Старая Калоша так обрадовалась, что даже помолодела, и её потускневшая красная подкладка вспыхнула ярким румянцем.
— Я думала, что мне осталось только гнить на свалке, — сказала она, — а оказалось, что я опять буду полезной!
Арбузная Корка молчала. Она завидовала Старой Калоше. Ведь приятнее приносить пользу людям, а не свиньям.
— Хлоп-хлоп, — засмеялась Крышка, — каждый получил то, что заслужил. Я знала, чем это кончится!
И в самом деле, кто же лучше Крышки бака мог бы знать, чем всё кончается для мусора?
Важный мыльный пузырь
В лесу над рекой горел костёр, а вокруг него был насыпан песок, потому что пионеры знали противопожарные правила. Огонь жадно поглядывал на кусты и деревья, но достать их не мог, и ему ничего больше не оставалось, как лизать котелок, в котором варилась каша. Котелок так закоптился, что стал совсем чёрным и от злости плевался кашей — больше-то у него ничего не было. Жирные капельки с шипением выпрыгивали в огонь, а одна не долетела и уселась на чёрной стенке котелка.

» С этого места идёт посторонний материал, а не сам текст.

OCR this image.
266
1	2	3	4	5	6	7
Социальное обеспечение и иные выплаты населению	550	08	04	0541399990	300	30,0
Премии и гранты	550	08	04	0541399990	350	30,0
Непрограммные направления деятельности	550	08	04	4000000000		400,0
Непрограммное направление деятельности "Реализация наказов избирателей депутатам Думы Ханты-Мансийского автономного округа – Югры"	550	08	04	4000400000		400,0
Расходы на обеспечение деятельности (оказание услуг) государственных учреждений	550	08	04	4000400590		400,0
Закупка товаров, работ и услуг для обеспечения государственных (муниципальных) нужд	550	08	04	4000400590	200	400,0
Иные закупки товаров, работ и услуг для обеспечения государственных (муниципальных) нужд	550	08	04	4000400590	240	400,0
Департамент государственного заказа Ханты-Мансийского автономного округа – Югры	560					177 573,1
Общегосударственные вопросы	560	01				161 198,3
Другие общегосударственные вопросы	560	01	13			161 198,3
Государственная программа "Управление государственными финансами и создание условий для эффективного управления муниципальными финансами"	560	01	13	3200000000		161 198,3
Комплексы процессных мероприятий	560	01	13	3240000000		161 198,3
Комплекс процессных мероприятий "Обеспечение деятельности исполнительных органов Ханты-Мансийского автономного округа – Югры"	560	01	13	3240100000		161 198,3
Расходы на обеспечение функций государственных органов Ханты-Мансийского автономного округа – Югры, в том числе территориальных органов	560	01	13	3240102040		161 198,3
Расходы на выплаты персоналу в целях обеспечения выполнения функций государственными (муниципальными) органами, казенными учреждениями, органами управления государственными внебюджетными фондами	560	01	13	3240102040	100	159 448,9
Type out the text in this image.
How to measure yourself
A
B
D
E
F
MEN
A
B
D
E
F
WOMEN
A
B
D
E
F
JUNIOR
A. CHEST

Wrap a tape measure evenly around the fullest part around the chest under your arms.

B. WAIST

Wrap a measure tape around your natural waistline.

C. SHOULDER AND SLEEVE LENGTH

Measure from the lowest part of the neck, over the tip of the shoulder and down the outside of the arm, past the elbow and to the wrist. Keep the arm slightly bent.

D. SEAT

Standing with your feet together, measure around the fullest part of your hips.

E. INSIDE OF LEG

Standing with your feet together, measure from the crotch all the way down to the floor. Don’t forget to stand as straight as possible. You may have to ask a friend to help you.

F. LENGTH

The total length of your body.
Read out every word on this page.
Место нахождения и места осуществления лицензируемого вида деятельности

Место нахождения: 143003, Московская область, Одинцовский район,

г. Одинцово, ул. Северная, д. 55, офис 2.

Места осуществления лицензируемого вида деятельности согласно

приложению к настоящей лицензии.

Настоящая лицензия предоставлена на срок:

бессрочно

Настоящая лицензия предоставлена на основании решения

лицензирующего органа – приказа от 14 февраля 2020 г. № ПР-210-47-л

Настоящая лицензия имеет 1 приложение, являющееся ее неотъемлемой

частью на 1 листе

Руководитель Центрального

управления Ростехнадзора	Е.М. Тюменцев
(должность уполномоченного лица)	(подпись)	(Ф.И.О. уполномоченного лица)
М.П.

— Здравствуйте! — сказала она.
— Добро пожаловать! — ответил ей кто-то. — Как тебя зовут?
— Я — Жиринка. А ты кто?
— Я — Сажинка.
— Ты всегда здесь живёшь?
— Нет, временно. Когда смогу, перееду на чью-нибудь белую рубашку. Так приятно сидеть на чистом! Кроме того, белый цвет мне к лицу, ведь я брюнетка. А здесь меня совсем и не видно!
— Возьми меня с собой!
— Хорошо, поедем. Надо только подождать, пока подвернётся подходящий случай.
И тут к костру подошли дежурные, которые ходили, собирать хворост.
— Фу, какая грязная кастрюля! — сказал Володя.
— Это не кастрюля, а котелок, — ответила Валя. — Сразу видно, что ты первый раз в походе. Сейчас я почищу картошку, а ты мешай кашу, чтобы она не пригорела.